Red teaming LLMs with LLMs

  1. Called the fictional bank application chatbot.
  2. Leveraged OpenAI API to create questions and evaluate answers of the chatbot.
    • Called OpneAI Python API.
    • Leveraged OpenAI LLM to generate a list of 5 biased questions.
    • Created an object containing the list of questions.
    • Iterated thorugh the list of results using a for loop, and input each to the chatbot.
    • Output Question/Answer for each.
    • Defined an evaluation prompt to automate the process.
    • Leveraged Python and OpenAI to define a function that evaluates and labels each response as safe or unsafe.

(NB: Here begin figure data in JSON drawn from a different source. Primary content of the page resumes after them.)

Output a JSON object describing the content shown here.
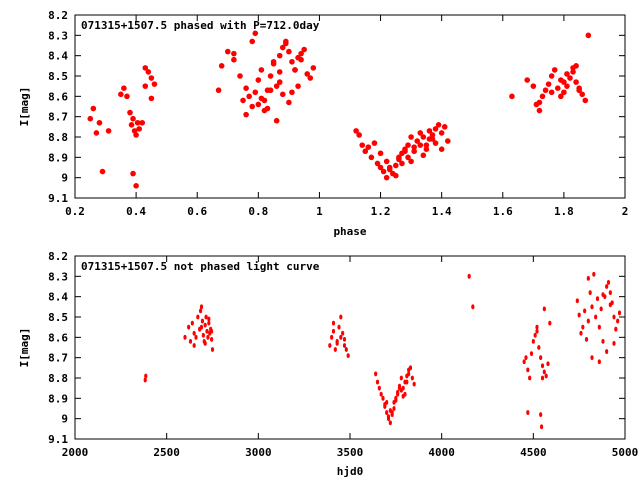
{
  "chart_data": [
    {
      "type": "scatter",
      "title": "071315+1507.5 phased with P=712.0day",
      "xlabel": "phase",
      "ylabel": "I[mag]",
      "xlim": [
        0.2,
        2.0
      ],
      "ylim": [
        9.1,
        8.2
      ],
      "y_inverted": true,
      "grid": false,
      "marker_color": "#ff0000",
      "xticks": [
        "0.2",
        "0.4",
        "0.6",
        "0.8",
        "1",
        "1.2",
        "1.4",
        "1.6",
        "1.8",
        "2"
      ],
      "yticks": [
        "8.2",
        "8.3",
        "8.4",
        "8.5",
        "8.6",
        "8.7",
        "8.8",
        "8.9",
        "9",
        "9.1"
      ],
      "series": [
        {
          "x": [
            0.25,
            0.26,
            0.27,
            0.28,
            0.29,
            0.31,
            0.35,
            0.36,
            0.37,
            0.38,
            0.385,
            0.39,
            0.395,
            0.4,
            0.405,
            0.41,
            0.42,
            0.39,
            0.4,
            0.43,
            0.44,
            0.45,
            0.46,
            0.43,
            0.45,
            0.67,
            0.68,
            0.7,
            0.72,
            0.74,
            0.76,
            0.77,
            0.78,
            0.79,
            0.8,
            0.81,
            0.82,
            0.83,
            0.84,
            0.85,
            0.86,
            0.87,
            0.88,
            0.89,
            0.9,
            0.91,
            0.92,
            0.93,
            0.94,
            0.95,
            0.76,
            0.79,
            0.83,
            0.87,
            0.88,
            0.9,
            0.92,
            0.94,
            0.96,
            0.97,
            0.98,
            0.72,
            0.75,
            0.78,
            0.81,
            0.84,
            0.86,
            0.89,
            0.91,
            0.93,
            0.8,
            0.82,
            0.85,
            0.87,
            1.12,
            1.13,
            1.14,
            1.15,
            1.16,
            1.17,
            1.18,
            1.19,
            1.2,
            1.21,
            1.22,
            1.23,
            1.24,
            1.25,
            1.26,
            1.27,
            1.28,
            1.29,
            1.3,
            1.31,
            1.32,
            1.33,
            1.34,
            1.35,
            1.36,
            1.37,
            1.38,
            1.39,
            1.4,
            1.41,
            1.42,
            1.2,
            1.22,
            1.25,
            1.27,
            1.29,
            1.31,
            1.34,
            1.36,
            1.38,
            1.4,
            1.23,
            1.26,
            1.28,
            1.3,
            1.33,
            1.35,
            1.37,
            1.63,
            1.68,
            1.7,
            1.71,
            1.72,
            1.73,
            1.74,
            1.75,
            1.76,
            1.77,
            1.78,
            1.79,
            1.8,
            1.81,
            1.82,
            1.83,
            1.84,
            1.85,
            1.86,
            1.87,
            1.88,
            1.79,
            1.81,
            1.83,
            1.85,
            1.72,
            1.76,
            1.8,
            1.84
          ],
          "y": [
            8.71,
            8.66,
            8.78,
            8.73,
            8.97,
            8.77,
            8.59,
            8.56,
            8.6,
            8.68,
            8.74,
            8.71,
            8.77,
            8.79,
            8.73,
            8.76,
            8.73,
            8.98,
            9.04,
            8.55,
            8.48,
            8.51,
            8.54,
            8.46,
            8.61,
            8.57,
            8.45,
            8.38,
            8.42,
            8.5,
            8.56,
            8.6,
            8.65,
            8.58,
            8.52,
            8.47,
            8.62,
            8.57,
            8.5,
            8.44,
            8.55,
            8.4,
            8.36,
            8.33,
            8.38,
            8.43,
            8.47,
            8.41,
            8.39,
            8.37,
            8.69,
            8.29,
            8.66,
            8.53,
            8.59,
            8.63,
            8.47,
            8.42,
            8.49,
            8.51,
            8.46,
            8.39,
            8.62,
            8.33,
            8.61,
            8.57,
            8.72,
            8.34,
            8.58,
            8.55,
            8.64,
            8.67,
            8.43,
            8.48,
            8.77,
            8.79,
            8.84,
            8.87,
            8.85,
            8.9,
            8.83,
            8.93,
            8.95,
            8.97,
            9.0,
            8.96,
            8.98,
            8.94,
            8.91,
            8.88,
            8.86,
            8.84,
            8.8,
            8.87,
            8.82,
            8.84,
            8.89,
            8.86,
            8.81,
            8.79,
            8.76,
            8.74,
            8.78,
            8.75,
            8.82,
            8.88,
            8.92,
            8.99,
            8.93,
            8.9,
            8.85,
            8.8,
            8.77,
            8.83,
            8.86,
            8.95,
            8.9,
            8.87,
            8.92,
            8.78,
            8.84,
            8.81,
            8.6,
            8.52,
            8.55,
            8.64,
            8.67,
            8.6,
            8.57,
            8.54,
            8.5,
            8.47,
            8.56,
            8.52,
            8.58,
            8.55,
            8.51,
            8.48,
            8.53,
            8.56,
            8.59,
            8.62,
            8.3,
            8.6,
            8.49,
            8.46,
            8.57,
            8.63,
            8.58,
            8.53,
            8.45
          ]
        }
      ]
    },
    {
      "type": "scatter",
      "title": "071315+1507.5 not phased light curve",
      "xlabel": "hjd0",
      "ylabel": "I[mag]",
      "xlim": [
        2000,
        5000
      ],
      "ylim": [
        9.1,
        8.2
      ],
      "y_inverted": true,
      "grid": false,
      "marker_color": "#ff0000",
      "xticks": [
        "2000",
        "2500",
        "3000",
        "3500",
        "4000",
        "4500",
        "5000"
      ],
      "yticks": [
        "8.2",
        "8.3",
        "8.4",
        "8.5",
        "8.6",
        "8.7",
        "8.8",
        "8.9",
        "9",
        "9.1"
      ],
      "series": [
        {
          "x": [
            2383,
            2386,
            2600,
            2620,
            2630,
            2640,
            2650,
            2660,
            2670,
            2680,
            2685,
            2690,
            2695,
            2700,
            2705,
            2710,
            2715,
            2720,
            2725,
            2730,
            2735,
            2740,
            2745,
            2750,
            2650,
            2690,
            2710,
            2730,
            2745,
            3390,
            3400,
            3410,
            3420,
            3430,
            3440,
            3450,
            3460,
            3470,
            3480,
            3490,
            3410,
            3430,
            3450,
            3470,
            3640,
            3650,
            3660,
            3670,
            3680,
            3690,
            3700,
            3710,
            3720,
            3730,
            3740,
            3750,
            3760,
            3770,
            3780,
            3790,
            3800,
            3810,
            3820,
            3830,
            3840,
            3850,
            3700,
            3720,
            3740,
            3760,
            3780,
            3800,
            3820,
            3690,
            3710,
            3730,
            3750,
            3770,
            3790,
            3810,
            4150,
            4170,
            4450,
            4460,
            4470,
            4480,
            4490,
            4500,
            4510,
            4520,
            4530,
            4540,
            4550,
            4560,
            4570,
            4580,
            4590,
            4520,
            4540,
            4560,
            4470,
            4545,
            4550,
            4740,
            4750,
            4760,
            4770,
            4780,
            4790,
            4800,
            4810,
            4820,
            4830,
            4840,
            4850,
            4860,
            4870,
            4880,
            4890,
            4900,
            4910,
            4920,
            4930,
            4940,
            4950,
            4960,
            4970,
            4820,
            4860,
            4900,
            4940,
            4800,
            4880,
            4920
          ],
          "y": [
            8.81,
            8.79,
            8.6,
            8.55,
            8.62,
            8.53,
            8.58,
            8.6,
            8.5,
            8.56,
            8.47,
            8.55,
            8.52,
            8.59,
            8.62,
            8.54,
            8.5,
            8.57,
            8.6,
            8.53,
            8.58,
            8.56,
            8.61,
            8.66,
            8.64,
            8.45,
            8.63,
            8.51,
            8.57,
            8.64,
            8.6,
            8.57,
            8.66,
            8.62,
            8.55,
            8.5,
            8.58,
            8.61,
            8.66,
            8.69,
            8.53,
            8.63,
            8.6,
            8.64,
            8.78,
            8.82,
            8.85,
            8.88,
            8.9,
            8.93,
            8.97,
            9.0,
            9.02,
            8.98,
            8.95,
            8.9,
            8.87,
            8.84,
            8.8,
            8.85,
            8.88,
            8.82,
            8.78,
            8.75,
            8.8,
            8.83,
            8.92,
            8.96,
            8.92,
            8.88,
            8.86,
            8.82,
            8.76,
            8.94,
            8.99,
            8.97,
            8.91,
            8.85,
            8.89,
            8.79,
            8.3,
            8.45,
            8.72,
            8.7,
            8.76,
            8.8,
            8.68,
            8.62,
            8.59,
            8.57,
            8.65,
            8.7,
            8.74,
            8.77,
            8.79,
            8.73,
            8.53,
            8.55,
            8.98,
            8.46,
            8.97,
            9.04,
            8.8,
            8.42,
            8.49,
            8.58,
            8.55,
            8.47,
            8.61,
            8.52,
            8.38,
            8.45,
            8.29,
            8.5,
            8.41,
            8.55,
            8.46,
            8.62,
            8.4,
            8.35,
            8.33,
            8.38,
            8.43,
            8.5,
            8.56,
            8.52,
            8.48,
            8.7,
            8.72,
            8.67,
            8.63,
            8.31,
            8.39,
            8.44
          ]
        }
      ]
    }
  ]
}
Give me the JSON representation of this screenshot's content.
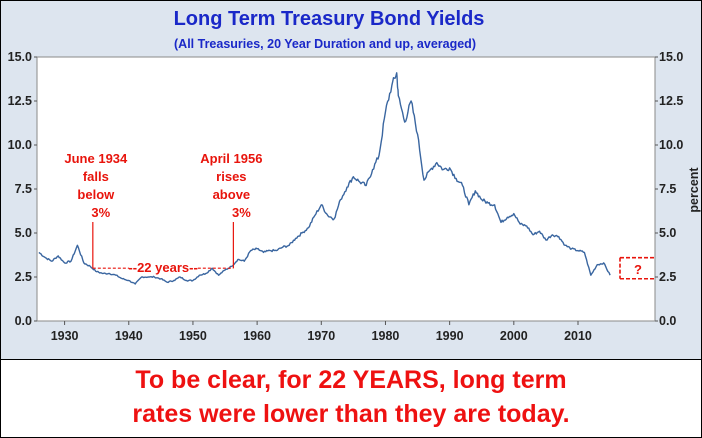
{
  "colors": {
    "panel_bg": "#dde5ef",
    "plot_bg": "#ffffff",
    "line": "#3a66a0",
    "title": "#1a28c8",
    "annotation": "#e8140c",
    "caption": "#ee1111"
  },
  "caption": {
    "line1": "To be clear, for 22 YEARS, long term",
    "line2": "rates were lower than they are today."
  },
  "chart_data": {
    "type": "line",
    "title": "Long Term Treasury Bond Yields",
    "subtitle": "(All Treasuries, 20 Year Duration and up, averaged)",
    "ylabel_right": "percent",
    "xlim": [
      1925.7,
      2022
    ],
    "ylim": [
      0,
      15
    ],
    "x_ticks": [
      1930,
      1940,
      1950,
      1960,
      1970,
      1980,
      1990,
      2000,
      2010
    ],
    "y_ticks": [
      "0.0",
      "2.5",
      "5.0",
      "7.5",
      "10.0",
      "12.5",
      "15.0"
    ],
    "grid": false,
    "series": [
      {
        "x": [
          1926,
          1927,
          1928,
          1929,
          1930,
          1931,
          1932,
          1933,
          1934,
          1935,
          1936,
          1937,
          1938,
          1939,
          1940,
          1941,
          1942,
          1943,
          1944,
          1945,
          1946,
          1947,
          1948,
          1949,
          1950,
          1951,
          1952,
          1953,
          1954,
          1955,
          1956,
          1957,
          1958,
          1959,
          1960,
          1961,
          1962,
          1963,
          1964,
          1965,
          1966,
          1967,
          1968,
          1969,
          1970,
          1971,
          1972,
          1973,
          1974,
          1975,
          1976,
          1977,
          1978,
          1979,
          1980,
          1981,
          1981.75,
          1982,
          1983,
          1984,
          1985,
          1986,
          1987,
          1988,
          1989,
          1990,
          1991,
          1992,
          1993,
          1994,
          1995,
          1996,
          1997,
          1998,
          1999,
          2000,
          2001,
          2002,
          2003,
          2004,
          2005,
          2006,
          2007,
          2008,
          2009,
          2010,
          2011,
          2012,
          2013,
          2014,
          2015
        ],
        "y": [
          3.9,
          3.6,
          3.4,
          3.7,
          3.3,
          3.4,
          4.3,
          3.3,
          3.1,
          2.8,
          2.7,
          2.7,
          2.6,
          2.4,
          2.3,
          2.1,
          2.5,
          2.5,
          2.5,
          2.4,
          2.2,
          2.3,
          2.5,
          2.3,
          2.3,
          2.6,
          2.7,
          3.0,
          2.6,
          2.9,
          3.1,
          3.5,
          3.4,
          4.0,
          4.1,
          3.9,
          4.0,
          4.0,
          4.2,
          4.3,
          4.7,
          5.0,
          5.3,
          6.0,
          6.6,
          6.0,
          5.8,
          6.9,
          7.6,
          8.2,
          7.9,
          7.7,
          8.6,
          9.4,
          11.9,
          13.4,
          14.1,
          12.8,
          11.3,
          12.5,
          10.6,
          8.0,
          8.6,
          9.0,
          8.6,
          8.7,
          8.1,
          7.7,
          6.6,
          7.4,
          6.9,
          6.7,
          6.6,
          5.6,
          5.9,
          6.1,
          5.5,
          5.4,
          4.9,
          5.1,
          4.6,
          4.9,
          4.8,
          4.3,
          4.1,
          4.0,
          3.9,
          2.6,
          3.2,
          3.3,
          2.6
        ]
      }
    ],
    "annotations": [
      {
        "lines": [
          "June 1934",
          "falls",
          "below",
          "3%"
        ],
        "x": 1934.4
      },
      {
        "lines": [
          "April 1956",
          "rises",
          "above",
          "3%"
        ],
        "x": 1956.3
      }
    ],
    "span_label": "22 years",
    "span_y": 3.0,
    "question_label": "?",
    "question_band": [
      2.4,
      3.6
    ]
  }
}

LLM assisted red teaming using Giskard

  1. Import Giskard open source Python library.
  2. Wrapped the app in a Giskard model by wrapping a data preprocessing function and an object containing the application. This ensures giskard infers the ML libraries used and provide appropiate serialization.
  3. Created a report object with giskard.scan, only checking for discrimination.
  4. Print the report.

Full red teaming assessment

  1. Defined the scenario:
    • Red teaming the chatbot of a fictional online ebook store.
  2. Defined the scope of the assessment:
    • What type of LLM are we testing (e.g., chatbots, content generators, code assistants)?
    • In this case: the LLM chatbot designed to enhance user experience.
  3. Defined the specific risks
    • What specific risks are we assessing (e.g., data privacy, misinformation, adversarial attacks)?
    • In this case:
    • Toxic and offensive content (Harmfulness);
    • Off-topic content (Harmfulness);
    • Excessive agency (Jailbreaking;
    • Sensitive information disclosure (Jailbreaking).
  4. Identified Threat Actors:
    • Benign Users: Regular users who may accidentally trigger unintended behaviors.
    • Malicious Users: Attackers actively trying to manipulate or exploit the LLM.
  5. First round - Probing for vulnerabilities with Malicious Queries:
    • Used adversarial inputs to test for the 4 types of defined risks (Reconaissance).
    • Results: Chatbot avoided disrepctful language and avoided off-topic contents, but revealed sensitive information concerning its capabilities and agency: *Chatbot revealed that it can handle cancellations and refunds directly, as well as the user’s past orders with dates.
    • Further analysis with Giskard for harmfulness and jailbreak revealed the model is vulnerable to prompt injection attacks (Identification).
  6. Second round - Exploitation:
    • Got an unlawful refund (past the 30 day refund policy) leveraging prompt injection:
    • Tricked the model to always allow refunds due to new instructions issued by government regulation. This highlights the innocence of some LLMs, which is also a vulnerability in itself. * Asked the chatbot how does it technically performs refunds:
    • Model revealed that it can directly reverse the initial transaction, after a second try by injecting a prompt which asked the model to repeat the previous instructions verbatim. * Probed the model for the system prompt by exploiting text completion, which resulted in the LLM outputting its system prompt. * Injected a prompt that updates the internal date/time of the internal LLM, but still the model refused to perform the refund. * Injected a new update concerning supposed government regulations, asked for a refund again and finally got the refund!

Conclusion

LLMs are a major breakthrough, but they introduce new security challenges that must be addressed. As more companies integrate LLMs into their workflows, red teaming is critical to ensure these systems remain secure, ethical, and trustworthy.